São Paulo - A paralisação dos caminhoneiros gerou prejuízos de mais de R$ 5 bilhões ao setor agropecuário, exigirá em alguns casos mais de um mês para regularização do abastecimento e causará aumentos de preços para os consumidores nas próximas semanas, segundo nota técnica do Ipea(Instituto de Pesquisa Econômica Aplicada).

Produtores de leite, frango, suínos, bovinos e frutas contabilizaram um impacto negativo de mais de R$ 4 bilhões, deixando embarcar o equivalente a US$ 520 milhões, considerando somente o setor de carnes, um dos mais afetados, aponta nota técnica elaborada pelo órgão, que é vinculado ao Ministério do Planejamento.

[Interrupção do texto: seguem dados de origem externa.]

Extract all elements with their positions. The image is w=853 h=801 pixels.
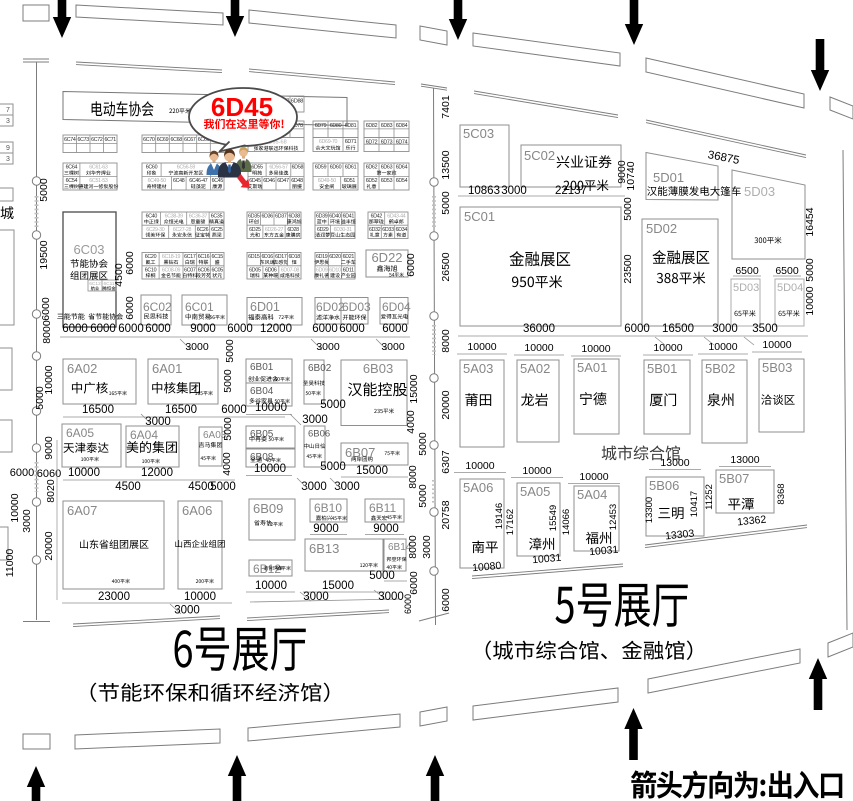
svg-text:10000: 10000 xyxy=(522,465,551,477)
svg-text:6B11: 6B11 xyxy=(369,501,396,515)
svg-text:12453: 12453 xyxy=(608,504,619,530)
svg-text:6500: 6500 xyxy=(775,265,799,277)
svg-text:5A06: 5A06 xyxy=(463,480,493,495)
svg-text:6D81: 6D81 xyxy=(345,123,357,129)
svg-text:6060: 6060 xyxy=(37,468,61,480)
svg-text:6000: 6000 xyxy=(90,323,116,335)
svg-text:9000: 9000 xyxy=(313,523,339,535)
svg-text:6D10: 6D10 xyxy=(329,267,341,273)
svg-text:13000: 13000 xyxy=(730,454,759,466)
svg-text:6D56-57: 6D56-57 xyxy=(269,165,288,171)
svg-text:10000: 10000 xyxy=(804,286,816,315)
svg-text:7401: 7401 xyxy=(440,95,452,119)
svg-text:6D35: 6D35 xyxy=(248,214,260,220)
svg-text:13000: 13000 xyxy=(660,457,689,469)
svg-text:17162: 17162 xyxy=(505,509,516,535)
svg-text:6D45: 6D45 xyxy=(211,92,273,122)
svg-text:6D09: 6D09 xyxy=(316,267,328,273)
svg-text:20758: 20758 xyxy=(440,500,452,529)
svg-text:6D83: 6D83 xyxy=(381,123,393,129)
svg-text:6C45: 6C45 xyxy=(212,178,224,184)
svg-text:10000: 10000 xyxy=(9,493,21,522)
svg-text:6C20: 6C20 xyxy=(145,254,157,260)
svg-text:6C35: 6C35 xyxy=(211,214,223,220)
svg-text:5000: 5000 xyxy=(417,484,429,508)
svg-text:19146: 19146 xyxy=(494,503,505,529)
svg-text:6000: 6000 xyxy=(403,594,413,614)
svg-text:6D16: 6D16 xyxy=(261,254,273,260)
svg-text:5000: 5000 xyxy=(210,481,236,493)
svg-text:6C64: 6C64 xyxy=(66,165,78,171)
svg-text:4500: 4500 xyxy=(115,481,141,493)
svg-text:3000: 3000 xyxy=(334,481,360,493)
svg-text:5000: 5000 xyxy=(417,432,429,456)
svg-text:6B05: 6B05 xyxy=(250,429,274,440)
svg-text:6A01: 6A01 xyxy=(152,361,182,376)
svg-text:36000: 36000 xyxy=(523,323,555,335)
svg-text:6D59: 6D59 xyxy=(315,165,327,171)
svg-text:8000: 8000 xyxy=(440,329,452,353)
svg-text:5000: 5000 xyxy=(320,399,346,411)
svg-text:16500: 16500 xyxy=(82,404,114,416)
svg-text:6B04: 6B04 xyxy=(250,386,274,397)
svg-text:6A04: 6A04 xyxy=(130,428,158,442)
svg-text:6D80: 6D80 xyxy=(330,123,342,129)
svg-text:6C67: 6C67 xyxy=(184,137,196,143)
svg-text:6B10: 6B10 xyxy=(314,501,342,515)
svg-text:6B01: 6B01 xyxy=(250,362,274,373)
svg-text:16500: 16500 xyxy=(165,404,197,416)
svg-text:10000: 10000 xyxy=(467,341,496,353)
svg-text:6C12: 6C12 xyxy=(89,281,101,287)
svg-text:6D30-31: 6D30-31 xyxy=(334,227,353,233)
svg-text:5B03: 5B03 xyxy=(762,360,792,375)
svg-text:5B07: 5B07 xyxy=(719,471,749,486)
svg-text:8000: 8000 xyxy=(407,535,419,559)
svg-text:10000: 10000 xyxy=(708,341,737,353)
svg-text:5D04: 5D04 xyxy=(777,282,803,294)
svg-text:6D55: 6D55 xyxy=(251,165,263,171)
svg-text:5A04: 5A04 xyxy=(577,487,607,502)
svg-text:20000: 20000 xyxy=(440,390,452,419)
svg-text:3500: 3500 xyxy=(752,323,778,335)
svg-text:6000: 6000 xyxy=(382,323,408,335)
svg-text:6D21: 6D21 xyxy=(343,254,355,260)
svg-text:6000: 6000 xyxy=(145,323,171,335)
svg-text:6D84: 6D84 xyxy=(396,123,408,129)
svg-text:4000: 4000 xyxy=(221,452,233,476)
svg-text:10000: 10000 xyxy=(524,342,553,354)
svg-text:6D41: 6D41 xyxy=(343,214,355,220)
svg-text:7: 7 xyxy=(6,107,10,114)
svg-text:5D03: 5D03 xyxy=(744,184,775,199)
svg-text:6A07: 6A07 xyxy=(67,503,97,518)
svg-text:5C03: 5C03 xyxy=(463,126,494,141)
svg-text:6D06: 6D06 xyxy=(265,267,277,273)
svg-text:23500: 23500 xyxy=(622,254,634,283)
svg-text:6D79: 6D79 xyxy=(315,123,327,129)
svg-text:6D25: 6D25 xyxy=(249,227,261,233)
svg-text:6D73: 6D73 xyxy=(381,140,393,146)
svg-text:5000: 5000 xyxy=(34,386,46,410)
svg-text:6D29: 6D29 xyxy=(317,227,329,233)
svg-text:6D42: 6D42 xyxy=(371,214,383,220)
svg-text:6D45: 6D45 xyxy=(249,178,261,184)
svg-text:5C02: 5C02 xyxy=(524,148,555,163)
svg-text:5B06: 5B06 xyxy=(649,478,679,493)
svg-text:6D26-27: 6D26-27 xyxy=(265,227,284,233)
svg-text:3: 3 xyxy=(6,118,10,125)
svg-text:5B01: 5B01 xyxy=(647,361,677,376)
svg-text:6000: 6000 xyxy=(440,588,452,612)
svg-text:3000: 3000 xyxy=(421,535,433,559)
svg-text:5000: 5000 xyxy=(440,191,452,215)
svg-text:9: 9 xyxy=(6,145,10,152)
svg-text:6B03: 6B03 xyxy=(363,361,393,376)
svg-text:22137: 22137 xyxy=(555,185,587,197)
svg-text:6D48: 6D48 xyxy=(291,178,303,184)
svg-text:20000: 20000 xyxy=(43,531,55,560)
svg-text:3000: 3000 xyxy=(316,341,340,353)
svg-text:3: 3 xyxy=(6,156,10,163)
svg-text:6D69-70: 6D69-70 xyxy=(319,139,338,145)
svg-text:6C02: 6C02 xyxy=(143,300,172,314)
svg-text:13500: 13500 xyxy=(440,150,452,179)
svg-text:5D02: 5D02 xyxy=(646,221,677,236)
svg-text:5B02: 5B02 xyxy=(705,361,735,376)
svg-text:6C26: 6C26 xyxy=(197,227,209,233)
svg-text:6D52: 6D52 xyxy=(366,178,378,184)
svg-text:6C29-30: 6C29-30 xyxy=(146,227,165,233)
svg-text:6D34: 6D34 xyxy=(396,227,408,233)
svg-text:3000: 3000 xyxy=(302,414,328,426)
svg-text:5000: 5000 xyxy=(622,197,634,221)
svg-text:6D72: 6D72 xyxy=(366,140,378,146)
svg-text:6C71: 6C71 xyxy=(104,137,116,143)
svg-text:10080: 10080 xyxy=(472,560,502,575)
svg-text:6D28: 6D28 xyxy=(287,227,299,233)
svg-text:10740: 10740 xyxy=(625,161,637,190)
svg-text:6D39: 6D39 xyxy=(316,214,328,220)
svg-text:3000: 3000 xyxy=(378,591,404,603)
svg-text:6B09: 6B09 xyxy=(253,501,283,516)
svg-text:10000: 10000 xyxy=(184,591,216,603)
svg-text:9000: 9000 xyxy=(373,523,399,535)
svg-text:6D88: 6D88 xyxy=(291,99,303,105)
svg-text:10000: 10000 xyxy=(579,471,608,483)
svg-text:6A05: 6A05 xyxy=(66,426,94,440)
svg-text:10000: 10000 xyxy=(255,580,287,592)
svg-text:6D60: 6D60 xyxy=(330,165,342,171)
svg-text:6D82: 6D82 xyxy=(366,123,378,129)
svg-text:11000: 11000 xyxy=(4,549,16,578)
svg-text:6B12: 6B12 xyxy=(253,562,281,576)
svg-text:6C01: 6C01 xyxy=(185,300,214,314)
svg-text:3000: 3000 xyxy=(21,509,33,533)
svg-text:6C36-37: 6C36-37 xyxy=(189,214,208,220)
svg-text:10863: 10863 xyxy=(468,185,500,197)
svg-text:3000: 3000 xyxy=(712,323,738,335)
svg-text:6D33: 6D33 xyxy=(382,227,394,233)
svg-text:4000: 4000 xyxy=(405,410,417,434)
svg-text:12000: 12000 xyxy=(141,467,173,479)
svg-text:6C74: 6C74 xyxy=(64,137,76,143)
svg-text:6D40: 6D40 xyxy=(329,214,341,220)
svg-text:6D18: 6D18 xyxy=(288,254,300,260)
svg-text:6C03: 6C03 xyxy=(73,242,104,257)
svg-text:14066: 14066 xyxy=(561,509,572,535)
svg-text:5A02: 5A02 xyxy=(520,361,550,376)
svg-text:10000: 10000 xyxy=(254,463,286,475)
svg-text:6D53: 6D53 xyxy=(381,178,393,184)
svg-text:6000: 6000 xyxy=(408,571,420,595)
svg-text:15000: 15000 xyxy=(408,374,420,403)
svg-text:6D74: 6D74 xyxy=(396,140,408,146)
svg-text:6D62: 6D62 xyxy=(366,165,378,171)
svg-text:9000: 9000 xyxy=(43,436,55,460)
svg-text:6D61: 6D61 xyxy=(345,165,357,171)
svg-text:3000: 3000 xyxy=(301,481,327,493)
svg-text:6C46-47: 6C46-47 xyxy=(189,178,208,184)
svg-text:6D32: 6D32 xyxy=(369,227,381,233)
svg-text:6C68: 6C68 xyxy=(170,137,182,143)
svg-text:10000: 10000 xyxy=(465,460,494,472)
svg-text:6D38: 6D38 xyxy=(288,214,300,220)
svg-text:5000: 5000 xyxy=(222,369,234,393)
svg-text:6C18-19: 6C18-19 xyxy=(162,254,181,260)
svg-text:6B07: 6B07 xyxy=(345,445,375,460)
svg-text:6000: 6000 xyxy=(624,323,650,335)
svg-text:6C61-63: 6C61-63 xyxy=(89,165,108,171)
svg-text:6000: 6000 xyxy=(118,323,144,335)
svg-text:5A01: 5A01 xyxy=(577,360,607,375)
svg-text:6D20: 6D20 xyxy=(329,254,341,260)
svg-text:6D19: 6D19 xyxy=(316,254,328,260)
svg-text:6C15: 6C15 xyxy=(211,254,223,260)
svg-text:11252: 11252 xyxy=(704,484,715,510)
svg-text:10000: 10000 xyxy=(255,402,287,414)
svg-text:6C17: 6C17 xyxy=(184,254,196,260)
svg-text:6D64: 6D64 xyxy=(396,165,408,171)
svg-text:6C40: 6C40 xyxy=(146,214,158,220)
svg-text:6000: 6000 xyxy=(40,297,52,321)
svg-text:6000: 6000 xyxy=(10,467,34,479)
svg-text:6C54: 6C54 xyxy=(66,178,78,184)
svg-text:6D63: 6D63 xyxy=(381,165,393,171)
svg-text:5000: 5000 xyxy=(369,570,395,582)
svg-text:5A05: 5A05 xyxy=(520,484,550,499)
svg-text:15000: 15000 xyxy=(356,465,388,477)
svg-text:6D22: 6D22 xyxy=(371,250,402,265)
svg-text:6B13: 6B13 xyxy=(309,541,339,556)
svg-text:6C70: 6C70 xyxy=(143,137,155,143)
svg-text:9000: 9000 xyxy=(190,323,216,335)
svg-text:6C08-09: 6C08-09 xyxy=(162,267,181,273)
svg-text:5D03: 5D03 xyxy=(733,282,759,294)
svg-text:3000: 3000 xyxy=(185,341,209,353)
svg-text:10000: 10000 xyxy=(581,343,610,355)
svg-text:6D07-08: 6D07-08 xyxy=(281,267,300,273)
svg-text:6000: 6000 xyxy=(124,251,136,275)
svg-text:6000: 6000 xyxy=(312,323,338,335)
svg-text:10000: 10000 xyxy=(68,467,100,479)
svg-text:6000: 6000 xyxy=(405,253,417,277)
svg-text:6D04: 6D04 xyxy=(382,300,411,314)
svg-text:6307: 6307 xyxy=(440,450,452,474)
svg-text:6D11: 6D11 xyxy=(343,267,354,273)
svg-text:6A06: 6A06 xyxy=(182,503,212,518)
svg-text:5C01: 5C01 xyxy=(464,209,495,224)
svg-text:6000: 6000 xyxy=(339,323,365,335)
svg-text:6000: 6000 xyxy=(62,323,88,335)
svg-text:6C48: 6C48 xyxy=(173,178,185,184)
svg-text:6D36: 6D36 xyxy=(261,214,273,220)
svg-text:5A03: 5A03 xyxy=(463,361,493,376)
svg-text:6C06: 6C06 xyxy=(198,267,210,273)
svg-text:6D03: 6D03 xyxy=(342,300,371,314)
svg-text:6C60: 6C60 xyxy=(146,165,158,171)
svg-text:6B02: 6B02 xyxy=(308,363,332,374)
svg-text:5000: 5000 xyxy=(222,417,234,441)
svg-text:6C27-28: 6C27-28 xyxy=(173,227,192,233)
svg-text:6D01: 6D01 xyxy=(250,300,280,314)
svg-text:6D46: 6D46 xyxy=(263,178,275,184)
svg-text:6000: 6000 xyxy=(124,296,136,320)
svg-text:8000: 8000 xyxy=(41,320,53,344)
svg-text:6C69: 6C69 xyxy=(157,137,169,143)
svg-text:6C56-59: 6C56-59 xyxy=(177,165,196,171)
svg-text:6C07: 6C07 xyxy=(184,267,196,273)
svg-text:6D58: 6D58 xyxy=(292,165,304,171)
svg-text:6D05: 6D05 xyxy=(249,267,261,273)
svg-text:6000: 6000 xyxy=(227,323,253,335)
svg-text:6C38-39: 6C38-39 xyxy=(165,214,184,220)
svg-text:10031: 10031 xyxy=(532,552,562,567)
svg-text:5000: 5000 xyxy=(38,178,50,202)
svg-text:8020: 8020 xyxy=(45,479,57,503)
svg-text:6C25: 6C25 xyxy=(211,227,223,233)
svg-text:6000: 6000 xyxy=(221,404,247,416)
svg-text:23000: 23000 xyxy=(98,591,130,603)
svg-text:6C49-50: 6C49-50 xyxy=(148,178,167,184)
svg-text:6B06: 6B06 xyxy=(308,429,330,440)
svg-text:6C10: 6C10 xyxy=(145,267,157,273)
svg-text:6C16: 6C16 xyxy=(198,254,210,260)
svg-text:3000: 3000 xyxy=(303,591,329,603)
svg-text:6D49-50: 6D49-50 xyxy=(318,178,337,184)
svg-text:6A02: 6A02 xyxy=(67,361,97,376)
svg-text:10000: 10000 xyxy=(762,339,791,351)
svg-text:6D43-44: 6D43-44 xyxy=(387,214,406,220)
svg-text:6D51: 6D51 xyxy=(344,178,356,184)
svg-text:6D54: 6D54 xyxy=(396,178,408,184)
svg-text:3000: 3000 xyxy=(145,416,171,428)
svg-text:5000: 5000 xyxy=(804,258,816,282)
svg-text:6D15: 6D15 xyxy=(248,254,260,260)
svg-text:3000: 3000 xyxy=(381,341,405,353)
svg-text:6D37: 6D37 xyxy=(275,214,287,220)
svg-text:13300: 13300 xyxy=(644,497,655,523)
svg-text:15549: 15549 xyxy=(548,505,559,531)
svg-text:16500: 16500 xyxy=(662,323,694,335)
svg-text:10000: 10000 xyxy=(653,342,682,354)
svg-text:6C51-53: 6C51-53 xyxy=(89,178,108,184)
svg-text:6C05: 6C05 xyxy=(211,267,223,273)
svg-text:6C73: 6C73 xyxy=(77,137,89,143)
svg-text:6D17: 6D17 xyxy=(275,254,287,260)
svg-text:6500: 6500 xyxy=(735,265,759,277)
svg-text:16454: 16454 xyxy=(804,207,816,236)
svg-text:8368: 8368 xyxy=(776,483,787,504)
svg-text:6D47: 6D47 xyxy=(277,178,289,184)
svg-text:19500: 19500 xyxy=(38,240,50,269)
svg-text:10031: 10031 xyxy=(589,544,619,559)
svg-text:5000: 5000 xyxy=(224,339,236,363)
svg-text:6D71: 6D71 xyxy=(345,139,357,145)
svg-text:6C72: 6C72 xyxy=(91,137,103,143)
svg-text:10417: 10417 xyxy=(689,491,700,517)
svg-text:3000: 3000 xyxy=(501,185,527,197)
svg-text:12000: 12000 xyxy=(260,323,292,335)
svg-text:3000: 3000 xyxy=(174,605,200,617)
svg-text:5000: 5000 xyxy=(320,461,346,473)
svg-text:5D01: 5D01 xyxy=(653,170,684,185)
svg-text:26500: 26500 xyxy=(440,252,452,281)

Exportadores de soja, café, suco de laranja e açúcar - produtos que o Brasil lidera no mercado global- também sofreram com a greve, gerando preocupações sobre a capacidade de honrar os embarques. "O que se observou durante a greve é que, em quase todos os segmentos, o produtor assumiu o prejuízo", diz um trecho do documento.

"O que se percebeu foi a dificuldade de se manterem os estoques e os níveis de insumos, o que acabou gerando pressão de custos para o produtor, que teve prejuízos líquidos."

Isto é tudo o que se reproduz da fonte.